25 years ago today, The Fifth Element was a hit. It made over $260 million on a big budget. It only made $60 million in the U.S., making it closer to cult status than a mega-blockbuster. You see why when you revisit the film a quarter-century later. It is a roller coaster of tone and intention that makes it feel unique but also polarizing.
The Fifth Element hits the audience with a lot of mythology. An evil appears in the universe every 5,000 years, and only the Fifth Element can stop it. Aliens show up and say that the evil is still 300 years away. A young woman named Leeloo, played by Milla Jovovich, falls into the life of Korben Dallas, played by Bruce Willis, as the story goes forward 300 years. Korben is a cab driver who used to be a special forces officer who finds himself protecting Leeloo as they go on a mission to get the other elements together.
The basic framework is what is going on in The Fifth Element. All of it feels familiar for the first 30 minutes. At a certain point, Korben is forced to shove five people into the bowels of his one-room apartment to keep up a ruse. A more serious sci-fi story becomes a screwball comedy. The introduction of Ruby Rhod, played by Chris Tucker, peaks with a lot of weird situations and jokes.
Ruby Rhod is a Howard Stern of the 23rd century. He's an ultra-popular radio host who runs around commenting on what's going on live for the whole galaxy to hear, and his manic energy combined with machine-gun dialogue smacks The Fifth Element in the face. You almost don't believe you're still watching the same movie after a few humorous scenes, which is refreshing but also a little confusing. You can't help but be enamored by the larger-than-life character that pops onto the screen, but he distracts from everything else. The Fifth Element gets back on track and begins to ease itself back into a more traditional sci-fi action film.
It was the radical swings that stuck with me when I watched The Fifth Element for the first time in two decades. They were brave but only partially successful. Which is the fifth element as a whole. It feels almost like a natural progression from films such as Total Recall, Stargate, and Independence Day on a story level, with scenes set across multiple centuries. It surpasses those movies on a visual level. The production design, costumes, and special effects of the film are amazing. The look of the film is 100 percent The Fifth Element. You will never see Leeloo's costume or Ruby's hair in another movie. It is a stunning vision.

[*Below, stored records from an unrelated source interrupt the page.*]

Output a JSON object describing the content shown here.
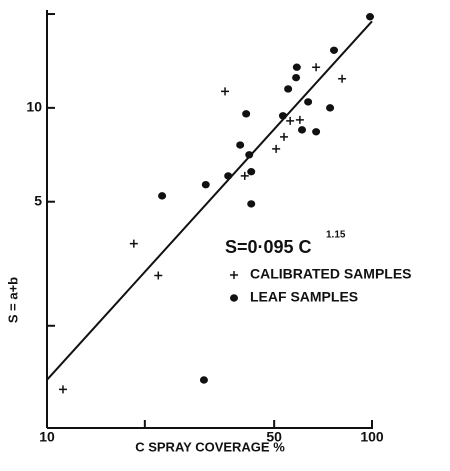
{
  "chart_data": {
    "type": "scatter",
    "x_label": "C   SPRAY COVERAGE   %",
    "y_label": "S = a+b",
    "xscale": "log",
    "yscale": "log",
    "xlim": [
      10,
      100
    ],
    "ylim": [
      0.94,
      20.3
    ],
    "xticks": [
      10,
      50,
      100
    ],
    "minor_xticks": [
      20
    ],
    "yticks": [
      5,
      10
    ],
    "minor_yticks": [
      2,
      20
    ],
    "fit": {
      "equation": "S=0·095 C",
      "exponent_text": "1.15",
      "coefficient": 0.095,
      "power": 1.15
    },
    "series": [
      {
        "name": "CALIBRATED SAMPLES",
        "marker": "plus",
        "color": "#111111",
        "x": [
          11.2,
          18.5,
          22.0,
          35.3,
          40.6,
          50.7,
          53.6,
          56.0,
          60.0,
          67.3,
          80.9
        ],
        "values": [
          1.25,
          3.67,
          2.9,
          11.3,
          6.05,
          7.39,
          8.07,
          9.08,
          9.15,
          13.5,
          12.4
        ]
      },
      {
        "name": "LEAF SAMPLES",
        "marker": "circle",
        "color": "#111111",
        "x": [
          22.6,
          30.8,
          30.4,
          36.1,
          39.3,
          41.0,
          41.9,
          42.5,
          42.5,
          53.2,
          55.2,
          58.4,
          58.7,
          60.9,
          63.6,
          67.3,
          74.3,
          76.4,
          98.6
        ],
        "values": [
          5.22,
          5.67,
          1.34,
          6.05,
          7.6,
          9.57,
          7.07,
          6.24,
          4.92,
          9.43,
          11.5,
          12.5,
          13.5,
          8.5,
          10.45,
          8.38,
          10.0,
          15.3,
          19.6
        ]
      }
    ]
  }
}
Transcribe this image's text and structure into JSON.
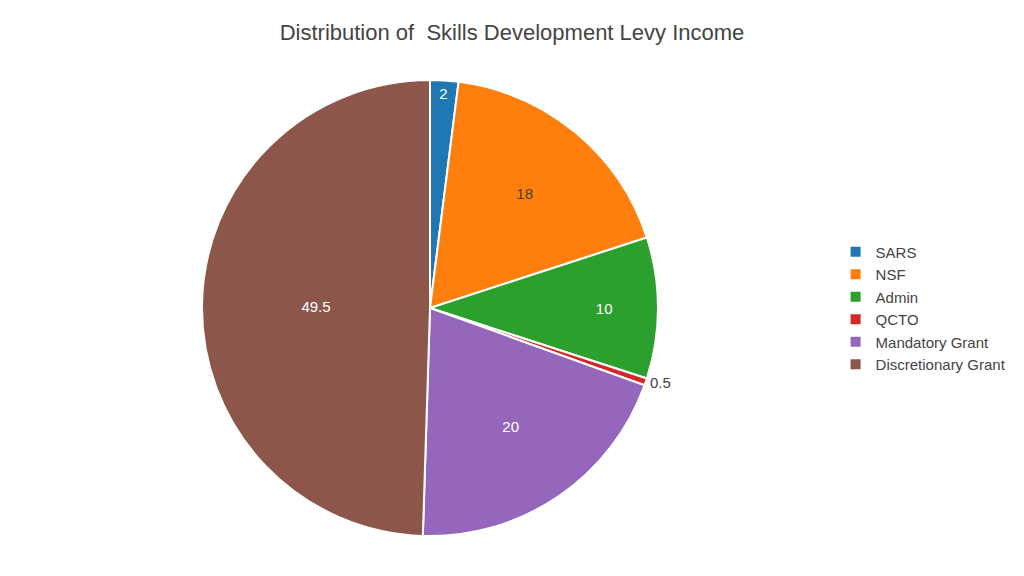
{
  "chart_data": {
    "type": "pie",
    "title": "Distribution of  Skills Development Levy Income",
    "categories": [
      "SARS",
      "NSF",
      "Admin",
      "QCTO",
      "Mandatory Grant",
      "Discretionary Grant"
    ],
    "values": [
      2,
      18,
      10,
      0.5,
      20,
      49.5
    ],
    "data_labels": true,
    "legend": "right"
  }
}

The Lord of the Rings, The Matrix, and The Phantom Menace all adopted this style of world-building a few years later. The scale of The Fifth Element, and its release a few years prior to those mega-hits, almost makes it feel like a sign that Hollywood needed to step things up from sci-fi of the previous years. The film is like a permission slip to go a bit bolder, a bit wilder, and we haven't looked back since.
Is the fifth element influential? It is hard to say. 25 years after its release, the film feels very transitional. It has elements that are both 1997 and 2022. The mix of past, present, and future can be rough. Overall, The Fifth Element was ahead of its time in many ways. It's just as enjoyable to watch and talk about now as it was then.
Prime Video and Paramount+ show The Fifth Element.